This code through explores the R Package ‘ggplot2’ which makes creating stunning visuals with your data simple! Create a wide range of graphs, tables, and charts to help convey your information quickly and in a visually appealing manner.
We will walk through the uses of ‘ggplot2’ for transforming complex data into digestible visuals. I will explain the inputs for ‘ggplot2’ and the customizable aspects of the package as well as include sample code for creating a plot graph with ‘ggplot2’ using the built in R data set ‘mtcars’.
‘ggplot2’ is a powerful package for creating data visualizations within R. Data visualization is an important tool for conveying information to people outside of your data project. This package includes ways to create a variety of visuals including line graphs, plots, bar charts, heat maps, and others, making it a versatile tool to incorporate in your data toolbox.
First, we need to load the package:
Next lets take a look at our data set. We will be using the built in dataset ‘mtcars’ which provides data on different car models including make and model, cylinder number, mpg, horsepower, and more.
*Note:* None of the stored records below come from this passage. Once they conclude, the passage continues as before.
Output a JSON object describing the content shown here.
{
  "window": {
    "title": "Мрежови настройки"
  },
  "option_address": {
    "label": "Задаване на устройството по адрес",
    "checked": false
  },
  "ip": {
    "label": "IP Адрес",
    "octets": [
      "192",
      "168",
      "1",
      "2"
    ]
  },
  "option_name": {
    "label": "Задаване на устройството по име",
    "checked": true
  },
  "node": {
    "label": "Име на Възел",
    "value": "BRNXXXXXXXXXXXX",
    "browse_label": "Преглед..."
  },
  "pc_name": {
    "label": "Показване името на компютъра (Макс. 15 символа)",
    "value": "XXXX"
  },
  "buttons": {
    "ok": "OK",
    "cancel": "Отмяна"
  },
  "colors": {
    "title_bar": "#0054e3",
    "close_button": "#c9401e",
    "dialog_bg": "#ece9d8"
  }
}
ggplot2 is built upon The Grammar of Graphics by Leland Wilkinson, published in 1999. Wilkinson proposed that all visualizations are made up of the same elements:a data set, coordinate system, and geoms - visual representation of data points (Posit, 2024).
For our data set we will use ‘mtcars’ as stated previously. For the coordinate system we will stick to the Cartesian coordinates (x,y) and map these to our variables using the function ‘aes()’. As for the geoms, there are plenty of options to choose from, but we will be focusing on ‘geom_bar’, ‘geom_point’, and ‘geom_line’ to serve as our introduction to visualizing with ‘ggplot’.
Let’s take a look at how cylinders compare across all cars. The following code will create a bar graph by counting the occurrences for each cylinder number in our data set.
ggplot(data = mtcars, #assigning our data
mapping = aes(x = factor(cyl))) + #mapping our variables
geom_bar() #choosing our geomWe can also create a scatterplot to compare how two variables interact. Lets take a look at number of cylinders and mpg:
ggplot(data = mtcars, #assigning our data
mapping = aes(x = factor(cyl), y = mpg)) + #mapping our variables
geom_point() #choosing our geomNow we have a basic graph, but we can add even more detail by assigning color to our variables. Here we will color code data points according to cylinder number:
ggplot(data = mtcars, #assigning our data
mapping = aes(x = factor(cyl), y = mpg, #mapping our variables
color = cyl)) + #coloring points by group
geom_point() #choosing our geomLet’s take a look at how weight affects gas mileage.
ggplot(data = mtcars, #map our data set
mapping = aes(x = wt, y = mpg)) + #map our variables
geom_point() #choose our geom
Again we can make this data easier to read by introducing color to
differentiate number of cylinders.
ggplot(data = mtcars, #map our data set
mapping = aes(x = wt, y = mpg, #map our variables
color = cyl)) + #add color for cyl
geom_point() #choose our geom
Finally, let’s add some labels to make our graph more readable.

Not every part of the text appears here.